Obsidian Butterfly - Laurell K. Hamilton [68]
I stood and started sorting papers. “You haven’t missed anything yet.”
“I just love being lied to.”
“We’re not lying,” I said.
“Then why is the tension level so high in here?”
“Shut up, Bernardo,” Edward said.
Bernardo didn’t take it as an insult. He just shut up and handed out the coffee.
I sorted out all the witness reports I could find, then spent the next three hours reading them. I’d read one report back to front and found out nothing the police and Edward hadn’t known weeks ago. Now I was looking for something new, something that the police, Edward, the experts they’d called in, nobody had found. It sounded egotistical, but Edward seemed sure I’d find it, whatever it was. Though I was beginning to wonder if it was confidence in me or sheer desperation on Edward’s part that made him so sure I’d find something. I’d give it my best shot, and that was all I could do.
I looked down at several stacks of witness reports and settled in to read. I know most people read each report in full, or almost in full, then move to the next, but in a serial crime you were looking for a pattern. On serial murders I’d learned to divide the files up into parts: all the witness statements, then all the forensic reports, then the pictures of the crime scene, etc. . . . Sometimes I did the pictures first, but I was putting it off. I’d seen enough in the hospital to make me squeamish. So the pictures could wait, and I could still do legitimate work on the case without having to see all the horrors. Procrastination with a purpose, what could be better?

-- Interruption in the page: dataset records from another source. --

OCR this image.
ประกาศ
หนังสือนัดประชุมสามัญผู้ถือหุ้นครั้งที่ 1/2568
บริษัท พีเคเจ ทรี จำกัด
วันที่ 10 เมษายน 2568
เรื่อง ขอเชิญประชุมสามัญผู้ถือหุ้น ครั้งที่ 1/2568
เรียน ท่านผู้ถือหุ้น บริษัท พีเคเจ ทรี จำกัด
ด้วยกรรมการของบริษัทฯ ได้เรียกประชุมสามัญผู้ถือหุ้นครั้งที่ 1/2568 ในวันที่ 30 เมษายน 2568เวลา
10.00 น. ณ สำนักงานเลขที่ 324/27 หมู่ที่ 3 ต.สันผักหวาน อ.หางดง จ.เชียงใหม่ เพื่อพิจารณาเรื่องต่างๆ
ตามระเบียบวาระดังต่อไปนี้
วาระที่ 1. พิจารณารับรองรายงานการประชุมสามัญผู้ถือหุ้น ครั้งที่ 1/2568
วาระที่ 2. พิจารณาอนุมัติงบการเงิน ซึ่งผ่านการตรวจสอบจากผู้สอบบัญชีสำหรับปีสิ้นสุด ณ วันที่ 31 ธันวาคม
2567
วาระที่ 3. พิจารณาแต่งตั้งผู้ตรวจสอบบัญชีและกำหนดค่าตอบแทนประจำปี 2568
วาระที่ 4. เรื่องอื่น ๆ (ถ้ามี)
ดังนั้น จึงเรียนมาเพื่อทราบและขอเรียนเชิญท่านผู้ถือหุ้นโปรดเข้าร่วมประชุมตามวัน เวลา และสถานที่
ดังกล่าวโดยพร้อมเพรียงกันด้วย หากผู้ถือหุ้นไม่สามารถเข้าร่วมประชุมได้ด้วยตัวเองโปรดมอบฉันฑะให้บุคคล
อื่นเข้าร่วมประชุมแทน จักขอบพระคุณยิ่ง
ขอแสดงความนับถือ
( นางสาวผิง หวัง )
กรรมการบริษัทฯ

Bernardo kept making us all coffee and continued to play host, going back and forth when the coffee ran low, offering food, though we both declined. When he brought me my umpteenth cup of coffee, I finally asked, “Not that I’m not grateful, but you didn’t strike me as the domestic type, Bernardo. Why the perfect host routine? It’s not even your house.”
He took the question as an invitation to move closer to my chair until his jean-clad thigh was touching the arm, but it wasn’t touching me so that was fine. “You want to ask Edward to go for coffee?”
I looked across the table at Edward. He didn’t bother to look up from the papers in his hands. I smiled. “No, I was more thinking I’d get my own.”
Bernardo turned and leaned his butt against the table, arms crossed over his chest. Muscles played in his arms as if he were flexing just a bit for my benefit. I didn’t think he was even aware he was doing it, as if it were habit.
“Truthfully?” he asked.
I looked up at him and sipped the coffee he’d brought me. “That would be nice.”
“I’ve read the reports more than once. I don’t want to read them again. I’m tired of playing detectives and wish we could just go kill something, or at least fight something.”
“Me, too,” Edward said. He was watching us now with cool blue eyes. “But we have to know what we’re fighting, and the answer to that is in here somewhere.” He motioned at the mounds of papers.
Bernardo shook his head. “Then why haven’t we, or the police, found the answer in all this paper?” He ran his finger down the nearest stack. “I don’t think paperwork is going to catch this bastard.”
I smiled up at him. “You’re just bored.”
He looked down at me, a little startled expression on his face, then he laughed, head back, mouth wide as if he were howling at the moon. “You haven’t known me long enough to know me that well.” Laughter was still sparkling in his brown eyes, and I wished it were a different pair of brown eyes. My chest was suddenly tight with missing Richard. I looked down at the papers in my lap, not sure if it would show in my eyes. If my eyes showed sorrow, I didn’t want Bernardo to see it. If my eyes showed longing, I didn’t want him to misinterpret it.
“Are you bored, Bernardo?” Edward asked.
Bernardo turned at the waist so he could see Edward with a minimum of movement. It put his bare chest facing me. “No women, no television, nothing to kill, bored, bored, bored.”